At home I imported all the images for this day on my computer using Lightroom. The 2 images for this particular image got special attention first. Fortunately, Lightroom has an option that says: “Merge to HDR in Photoshop”. This method is also very well described on Maarten de Boer’s page. So I selected both images and let Photoshop create an HDR image out of them.
In Photoshop I set mode to 32 bits.
This will create an image that has all the details everywhere in the image. The only downside is that this image can’t be viewed on a normal screen. Photoshop is able to show the image, but it decreases the amount of contrast first. So we are now looking at a very dull image without much contrast popping out. Well let’s exit Photoshop and save it. Lightroom now opens the newly saved 32 bits image. It still doesn’t look good though. Now the fun part begins..
Because the image was now saved with all the details, it gave me enormous space in Lightroom for modifying the shadows and highlights sliders.
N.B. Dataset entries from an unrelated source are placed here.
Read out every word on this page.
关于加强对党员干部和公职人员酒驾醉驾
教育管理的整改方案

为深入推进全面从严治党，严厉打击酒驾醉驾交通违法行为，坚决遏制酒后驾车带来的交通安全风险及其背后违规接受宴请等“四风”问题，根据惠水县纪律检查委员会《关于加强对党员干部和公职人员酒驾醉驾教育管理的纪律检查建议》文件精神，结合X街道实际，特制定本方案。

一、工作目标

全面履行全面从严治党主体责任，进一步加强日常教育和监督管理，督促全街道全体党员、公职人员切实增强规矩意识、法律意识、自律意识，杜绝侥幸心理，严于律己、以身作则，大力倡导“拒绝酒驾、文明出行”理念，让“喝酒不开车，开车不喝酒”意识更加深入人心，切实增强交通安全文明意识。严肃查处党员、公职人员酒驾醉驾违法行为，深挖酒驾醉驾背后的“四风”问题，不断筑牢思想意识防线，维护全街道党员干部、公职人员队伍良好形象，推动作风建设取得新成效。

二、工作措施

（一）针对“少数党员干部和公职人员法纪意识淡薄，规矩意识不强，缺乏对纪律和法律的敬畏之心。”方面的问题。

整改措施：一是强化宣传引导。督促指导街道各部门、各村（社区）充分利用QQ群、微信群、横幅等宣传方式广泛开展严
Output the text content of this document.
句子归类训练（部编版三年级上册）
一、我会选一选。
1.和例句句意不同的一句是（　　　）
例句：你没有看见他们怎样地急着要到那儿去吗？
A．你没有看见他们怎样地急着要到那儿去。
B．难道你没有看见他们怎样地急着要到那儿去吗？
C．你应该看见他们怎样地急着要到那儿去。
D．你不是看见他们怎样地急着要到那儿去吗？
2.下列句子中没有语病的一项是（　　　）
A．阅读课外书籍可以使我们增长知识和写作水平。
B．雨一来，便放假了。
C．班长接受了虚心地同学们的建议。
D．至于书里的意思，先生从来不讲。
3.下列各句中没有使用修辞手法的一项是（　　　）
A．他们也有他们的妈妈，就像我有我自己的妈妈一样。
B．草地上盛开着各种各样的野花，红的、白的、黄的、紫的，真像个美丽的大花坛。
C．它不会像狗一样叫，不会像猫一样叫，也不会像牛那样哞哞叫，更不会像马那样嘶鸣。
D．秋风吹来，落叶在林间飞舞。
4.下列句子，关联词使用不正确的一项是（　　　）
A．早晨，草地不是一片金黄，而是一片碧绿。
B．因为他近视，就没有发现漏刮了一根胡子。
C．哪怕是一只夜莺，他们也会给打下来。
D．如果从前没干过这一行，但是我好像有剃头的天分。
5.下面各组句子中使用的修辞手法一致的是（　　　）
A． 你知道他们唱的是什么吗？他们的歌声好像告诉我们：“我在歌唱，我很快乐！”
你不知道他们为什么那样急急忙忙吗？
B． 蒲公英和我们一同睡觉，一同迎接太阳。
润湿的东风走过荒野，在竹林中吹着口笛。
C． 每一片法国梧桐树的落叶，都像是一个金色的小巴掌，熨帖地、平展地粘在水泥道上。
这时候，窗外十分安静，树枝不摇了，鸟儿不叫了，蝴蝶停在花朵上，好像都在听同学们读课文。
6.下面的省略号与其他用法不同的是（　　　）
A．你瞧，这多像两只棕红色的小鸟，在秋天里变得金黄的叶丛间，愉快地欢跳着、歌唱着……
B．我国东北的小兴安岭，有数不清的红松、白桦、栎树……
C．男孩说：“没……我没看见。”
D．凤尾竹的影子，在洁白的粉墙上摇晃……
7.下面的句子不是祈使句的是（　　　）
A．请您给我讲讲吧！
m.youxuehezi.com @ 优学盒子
First I increased the amount of general contrast. So I put the contrast slider at +40. This made the image more crisp. But now I wanted to make my main subject, which was in the mid tones area, a bit softer. So I tried the clarity slider. While trying different values I ended up setting it to -19. This made the image look softer in the mid-tone areas, but not too much. When the slider is moved to a positive value it acts like a sharpening filter which increases sharpness in the mid-tones. But when set to a negative value, the slider acts like a blur filter in the mid tone areas. So the mid tones are now softer.
But still the balance between shadows and highlights looked awful.. So let’s pull the highlights slider to -100 and the shadows to +100. Now the sky and the bottles were nicely detailed. I was not worried about the big values for these sliders because I have a lot of information in this HDR image, no artefacts show up. This image now starts to get somewhere..
Now it’s time to change the coloring a bit.. I wanted to give it a warmer tone, so I set the white balance temperature to 10000. Which made it way too yellow. But I also moved the vibrance slider to -75. This makes the image almost monochrome with a yellowish cast. I could have also used the saturation slider for this, but this would remove also the coloring of the fluids in the bottles. The vibrance slider leaves them untouched because they are well saturated.
The last slider I touched was the one for post-crop vignetting. I really like to pull attention to the subject by adding a bit of vignetting. The amount of vignetting should normally be very subtle. But here I felt a little bit more added to the atmosphere. So I ended at -46.
Now I had some brush-editing to do. The sky still misses some details. So I selected the brush tool and painted the sky with it. I set exposure to -0.83 until the sky got some detail again. Then I also made it softer with the clarity slider to -100.
It was still a bit dark on the table. So I used a brush with exposure +1.71. Then painting over the table and bottles. They lit up perfectly without bringing in much noise. Thanks to the 32 bits image I was using.
Finally I brushed-in some clarity on specific details like the text on the bottles so the text got really crisp.